In the years that Ricardo Gomes César has worked in the Atlantic Forest, he’s seen the full transformation of landscapes from pastures to biodiverse rainforests.
“If this was a TV show, I would show you some before and after pictures of our work,” he said.
César works for the Institute for Ecological Research (IPÊ) in eastern Brazil, which has helped oversee the largest forest restoration project in the world in the last 20 years.
“There is a huge effort of many organizations to do restoration. ... Brazil has a huge tradition of deforestation, of course, but also forest restoration.”
“There is a huge effort of many organizations to do restoration,” César said. “Brazil has a huge tradition of deforestation, of course, but also forest restoration.”
A new report from conservation group Forest Trends found that tropical forest deforestation has risen about 50% since the early 2000s. An area the size of Tennessee gets cleared every year around the world.
But in some places, like the Atlantic rainforest in eastern Brazil, the trend is going the other way, providing a blueprint for what it takes to create a successful forest restoration program.
The Atlantic Forest stretches from northeastern Brazil down to northern Argentina. Before European contact, it was twice the size of Texas but was cleared during colonial expansion, making way for Brazil’s megacities and agriculture.
The forest is an emblem of both forest loss and gain, César said.
“Currently, only around 16% of the Atlantic Forest remains,” he said. “There’s not much left.”
But, in recent decades, large swaths have been growing back thanks to the work of IPÊ and others.
Courtesy of Laurie Hedges/IPÊ
Engaging local communities
The organization pays local people to pull up grasses in pasture land and replant native trees, which are then cared for and monitored. Within a couple of years, what was once a pasture is now a forest. And other species start moving in.
“In a 2-year-old restoration site, you’ll see, for example, a cactus at the feet of some trees,” César said. “And you’ll be like, what is this? We don't plant cacti. What is it doing here two years later? ... And it's a bird that brought it, or a bat. You can see things working.”
The location of the restored forests is carefully planned. IPÊ researchers have worked with conservation groups to plan regrowth in places that help connect the habitats of endangered species, allowing them to rebound — like the rare black lion tamarin monkey.
Funding for this work comes from the state government as well as conservation groups outside of Brazil, and the result is the largest forest regrowth project in the world.
Robin Chazdon, a forest ecologist at the University of the Sunshine Coast in Australia who specializes in forest restoration, said that what makes the Atlantic Forest so special is that local people are part of the solution.
“This is the model that's going to bring us forward for both conservation and restoration. ...It really requires very active engagement of communities in the landscape and also communities outside of the landscape who are big stakeholders in what happens.”

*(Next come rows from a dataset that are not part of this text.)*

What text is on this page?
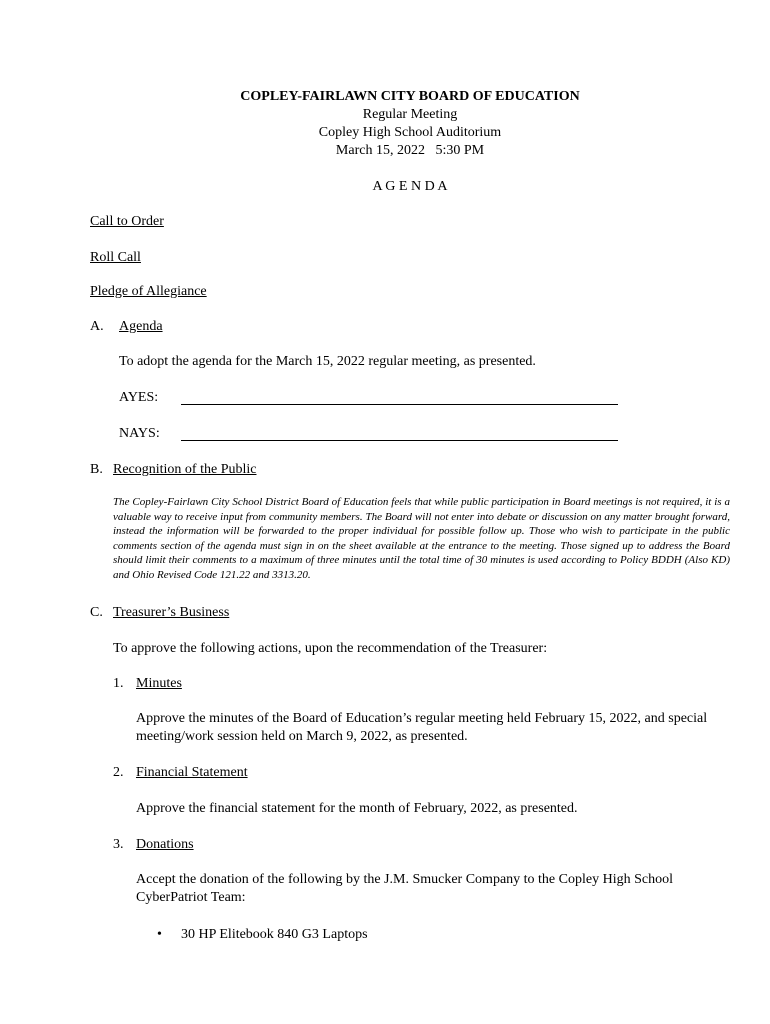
COPLEY-FAIRLAWN CITY BOARD OF EDUCATION
Regular Meeting
Copley High School Auditorium
March 15, 2022   5:30 PM
A G E N D A
Call to Order
Roll Call
Pledge of Allegiance
A. Agenda
To adopt the agenda for the March 15, 2022 regular meeting, as presented.
AYES:
NAYS:
B. Recognition of the Public
The Copley-Fairlawn City School District Board of Education feels that while public participation in Board meetings is not required, it is a valuable way to receive input from community members. The Board will not enter into debate or discussion on any matter brought forward, instead the information will be forwarded to the proper individual for possible follow up. Those who wish to participate in the public comments section of the agenda must sign in on the sheet available at the entrance to the meeting. Those signed up to address the Board should limit their comments to a maximum of three minutes until the total time of 30 minutes is used according to Policy BDDH (Also KD) and Ohio Revised Code 121.22 and 3313.20.
C. Treasurer’s Business
To approve the following actions, upon the recommendation of the Treasurer:
1. Minutes
Approve the minutes of the Board of Education’s regular meeting held February 15, 2022, and special meeting/work session held on March 9, 2022, as presented.
2. Financial Statement
Approve the financial statement for the month of February, 2022, as presented.
3. Donations
Accept the donation of the following by the J.M. Smucker Company to the Copley High School CyberPatriot Team:
• 30 HP Elitebook 840 G3 Laptops
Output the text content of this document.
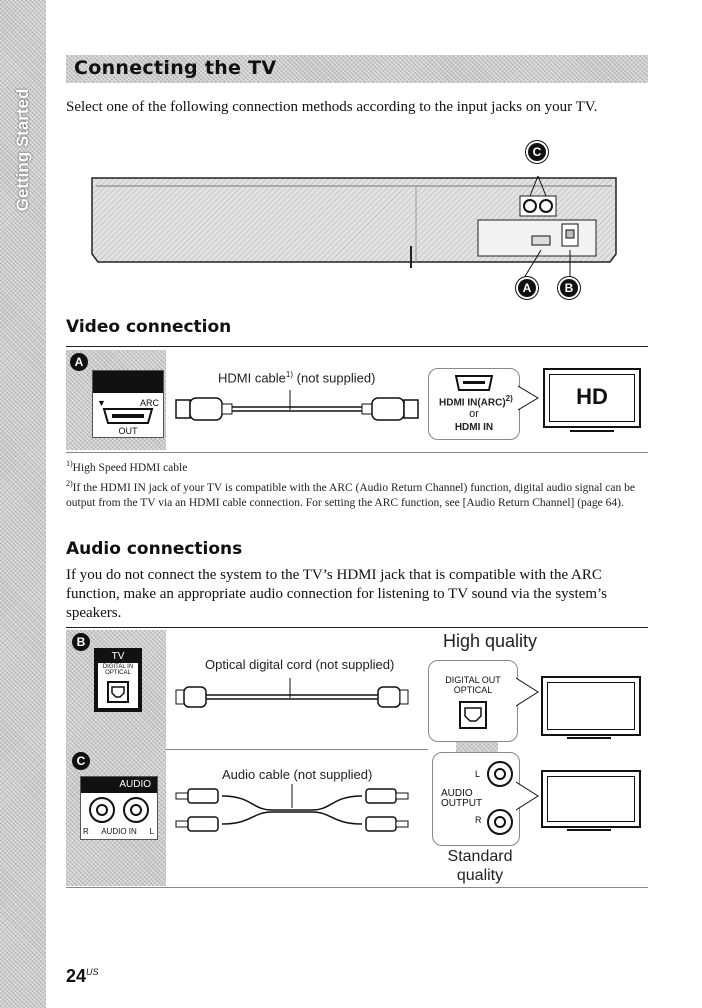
Getting Started
Connecting the TV
Select one of the following connection methods according to the input jacks on your TV.
C
A	B
Video connection
A
▼	ARC
OUT
HDMI cable$^{1)}$ (not supplied)
HDMI IN(ARC)$^{2)}$
or
HDMI IN
HD

$^{1)}$High Speed HDMI cable

$^{2)}$If the HDMI IN jack of your TV is compatible with the ARC (Audio Return Channel) function, digital audio signal can be output from the TV via an HDMI cable connection. For setting the ARC function, see [Audio Return Channel] (page 64).

Audio connections
If you do not connect the system to the TV’s HDMI jack that is compatible with the ARC function, make an appropriate audio connection for listening to TV sound via the system’s speakers.
B
TV
DIGITAL IN
OPTICAL
High quality
Optical digital cord (not supplied)
DIGITAL OUT
OPTICAL
C
AUDIO
R	AUDIO IN	L
Audio cable (not supplied)	L
AUDIO
OUTPUT
R
Standard quality
$24^{US}$
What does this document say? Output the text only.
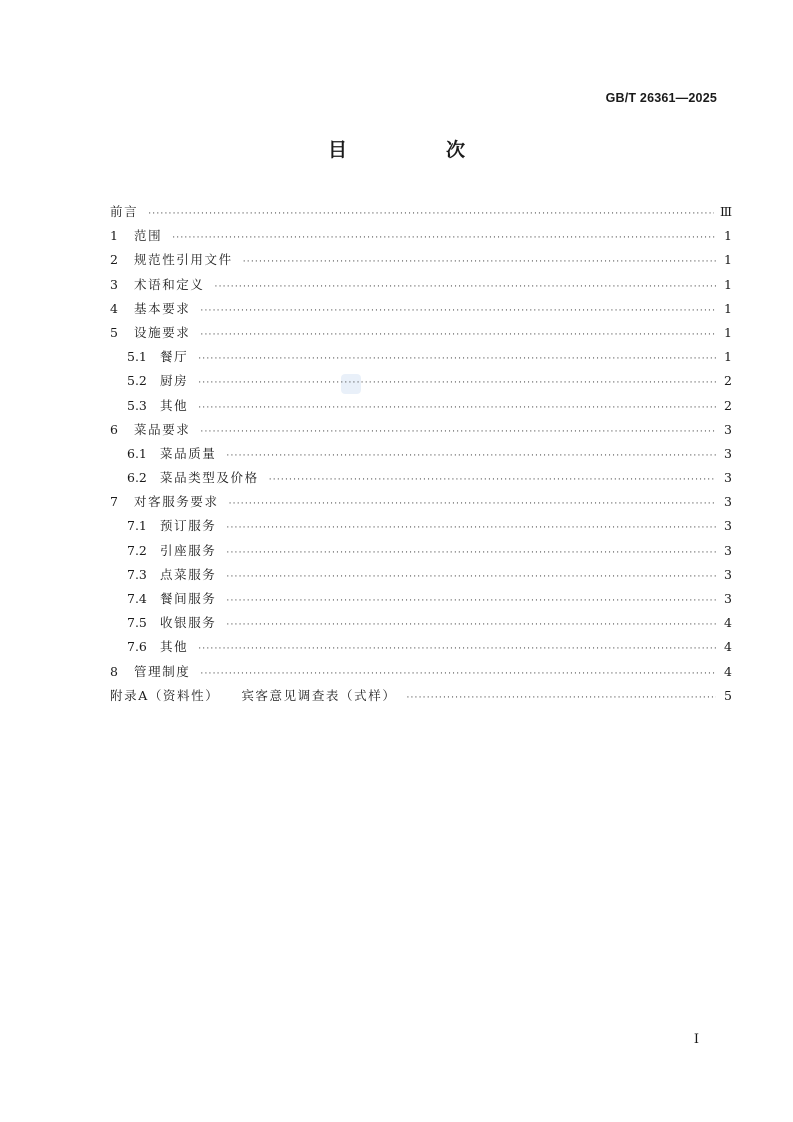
GB/T 26361—2025
目　次
前言 ·····	Ⅲ
1	范围 ·····	1
2	规范性引用文件 ·····	1
3	术语和定义 ·····	1
4	基本要求 ·····	1
5	设施要求 ·····	1
5.1	餐厅 ·····	1
5.2	厨房 ·····	2
5.3	其他 ·····	2
6	菜品要求 ·····	3
6.1	菜品质量 ·····	3
6.2	菜品类型及价格 ·····	3
7	对客服务要求 ·····	3
7.1	预订服务 ·····	3
7.2	引座服务 ·····	3
7.3	点菜服务 ·····	3
7.4	餐间服务 ·····	3
7.5	收银服务 ·····	4
7.6	其他 ·····	4
8	管理制度 ·····	4
附录A（资料性） 宾客意见调查表（式样） ·····	5
I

Courtesy of Laurie Hedges/IPÊ
“This is the model that's going to bring us forward for both conservation and restoration,” said Chazdon, who published recently on the Atlantic Forest case study. “It really requires very active engagement of communities in the landscape and also communities outside of the landscape who are big stakeholders in what happens.”

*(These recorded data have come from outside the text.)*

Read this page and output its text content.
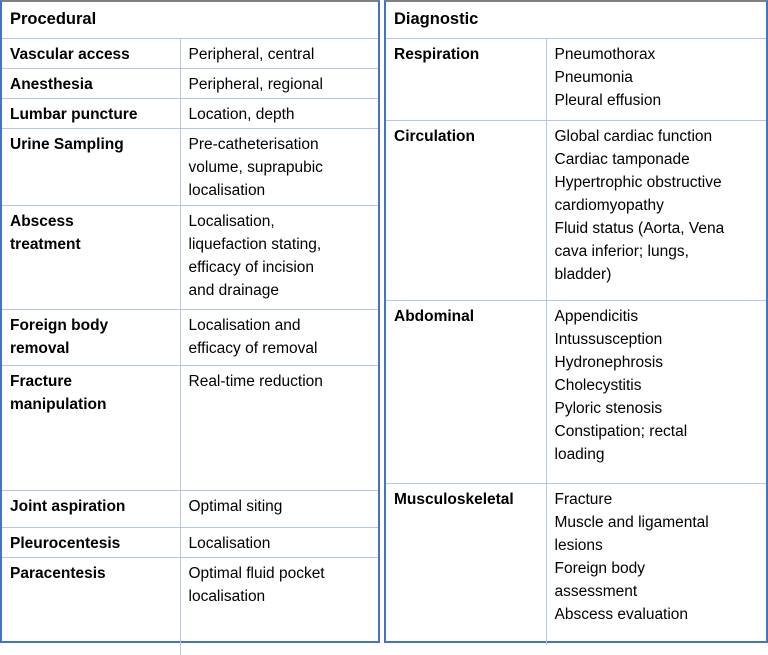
Procedural	
Vascular access	Peripheral, central

Anesthesia	Peripheral, regional

Lumbar puncture	Location, depth

Urine Sampling	Pre-catheterisation
volume, suprapubic
localisation

Abscess
treatment	Localisation,
liquefaction stating,
efficacy of incision
and drainage

Foreign body
removal	Localisation and
efficacy of removal

Fracture
manipulation	Real-time reduction

Joint aspiration	Optimal siting

Pleurocentesis	Localisation

Paracentesis	Optimal fluid pocket
localisation
Diagnostic	
Respiration	Pneumothorax
Pneumonia
Pleural effusion

Circulation	Global cardiac function
Cardiac tamponade
Hypertrophic obstructive
cardiomyopathy
Fluid status (Aorta, Vena
cava inferior; lungs,
bladder)

Abdominal	Appendicitis
Intussusception
Hydronephrosis
Cholecystitis
Pyloric stenosis
Constipation; rectal
loading

Musculoskeletal	Fracture
Muscle and ligamental
lesions
Foreign body
assessment
Abscess evaluation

Nongovernmental organizations, government officials and farmers were brought in from the beginning. Local people received training on how to grow and protect trees. They learned agroforestry techniques — ways of growing food while keeping forests intact.

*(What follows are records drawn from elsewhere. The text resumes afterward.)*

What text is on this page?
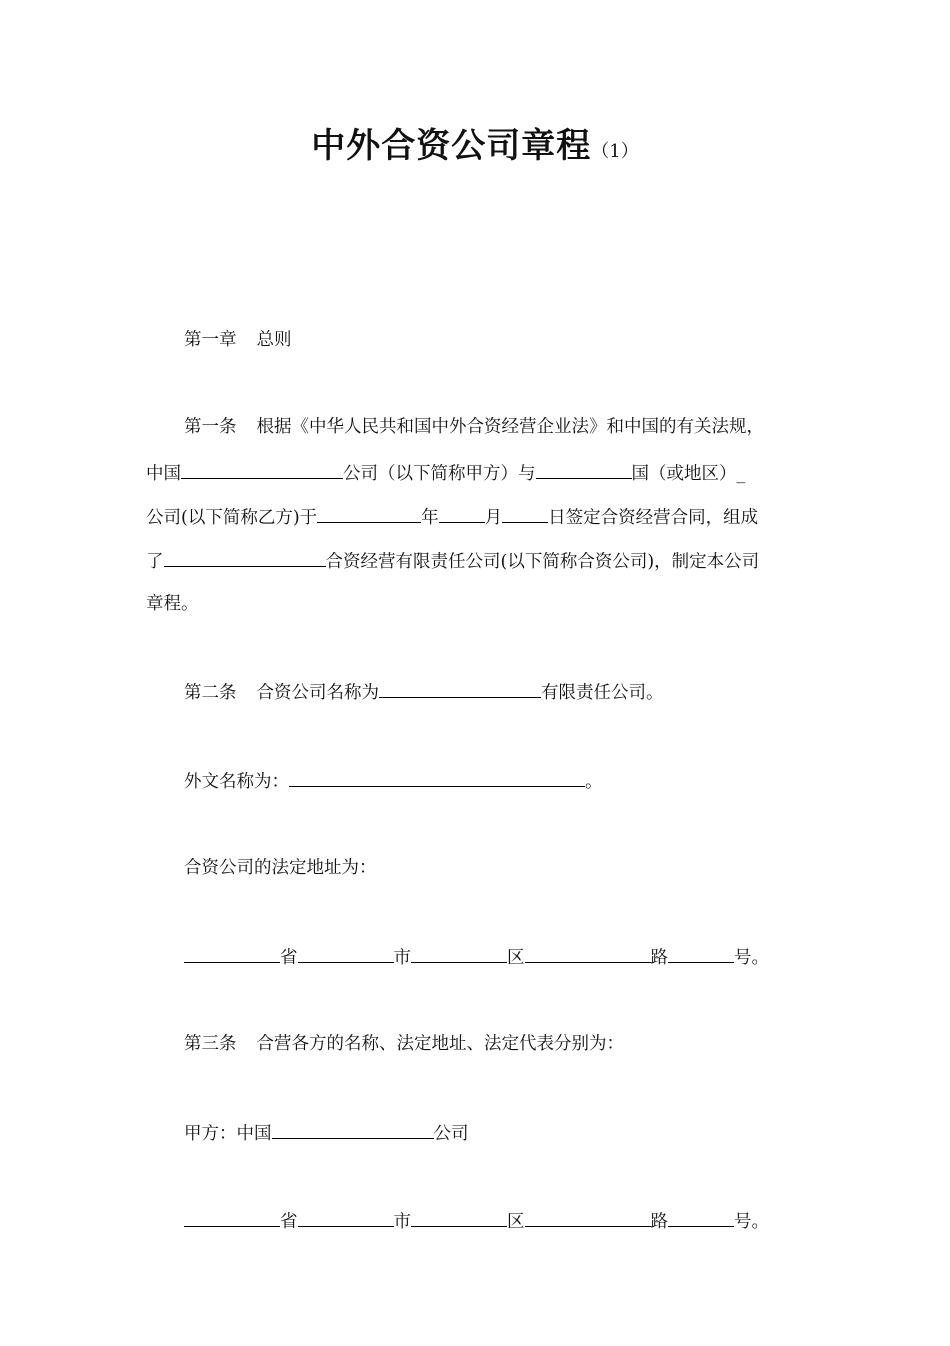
中外合资公司章程（1）
第一章 总则
第一条 根据《中华人民共和国中外合资经营企业法》和中国的有关法规，
中国	公司（以下简称甲方）与	国（或地区）_
公司(以下简称乙方)于	年	月	日签定合资经营合同，组成
了	合资经营有限责任公司(以下简称合资公司)，制定本公司
章程。
第二条 合资公司名称为	有限责任公司。
外文名称为：	。
合资公司的法定地址为：
省	市	区	路	号。
第三条 合营各方的名称、法定地址、法定代表分别为：
甲方：中国	公司
省	市	区	路	号。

“The idea of special planning and engaging stakeholders is really not new, but there are not very many examples where it has worked well,” Chazdon said. “Often, the process gets diverted and becomes all about what one stakeholder wants to do, and that has to do with money and power.”
In this case, that didn’t happen because of strong local institutions committed to representing local people’s needs.
“The Atlantic Forest is probably one of the strongest beacons we have when it comes to forest restoration."
“The Atlantic Forest is probably one of the strongest beacons we have when it comes to forest restoration,” said Will Baldwin-Cantello, director of nature-based solutions at the World Wildlife Foundation.
He’s part of a global project called the Trillion Trees initiative, which mapped all of the forest regrowth since 2000. They found the Atlantic Forest was a bright spot. In two decades, an area the size of the Netherlands has grown back there.
Baldwin-Cantello said both saving old trees and growing new ones is essential for slowing down global temperature rise.
“Deforestation itself is around 10% of global emissions. That’s a must-win prize,” he said. “We don’t just have to think about reducing the losses of forests, we can also think about allowing them to bounce back and provide that positive vision.”
Despite decades of progress in forest restoration, what’s left of the original Atlantic Forest remains threatened. Now, 70% of Brazil’s population lives in the historic footprint of the Atlantic Forest.
“When you see the Christ statue in Rio de Janeiro, that’s in the Atlantic rainforest,” said Mariana Oliveira, a forest expert with the World Resources Institute in São Paulo. “The biggest cities in Brazil are located in the Atlantic rainforest.”
The researchers at IPÊ and the World Resources Institute are just two of many organizations that make up the Atlantic Forest Pact, a collection of groups aiming to restore an area of the forest the size of Georgia by 2050.
Oliveira said Brazil is a world leader in landscape restoration, but it also tops the charts for forest loss. And unfortunately, regrowing forests doesn’t make up for deforestation.
“A newer forest won’t have the same biodiversity or carbon benefits,” she said. “It will take time to have those benefits again.”
It’s a juggle, she said, regrow what you can — and protect what’s left.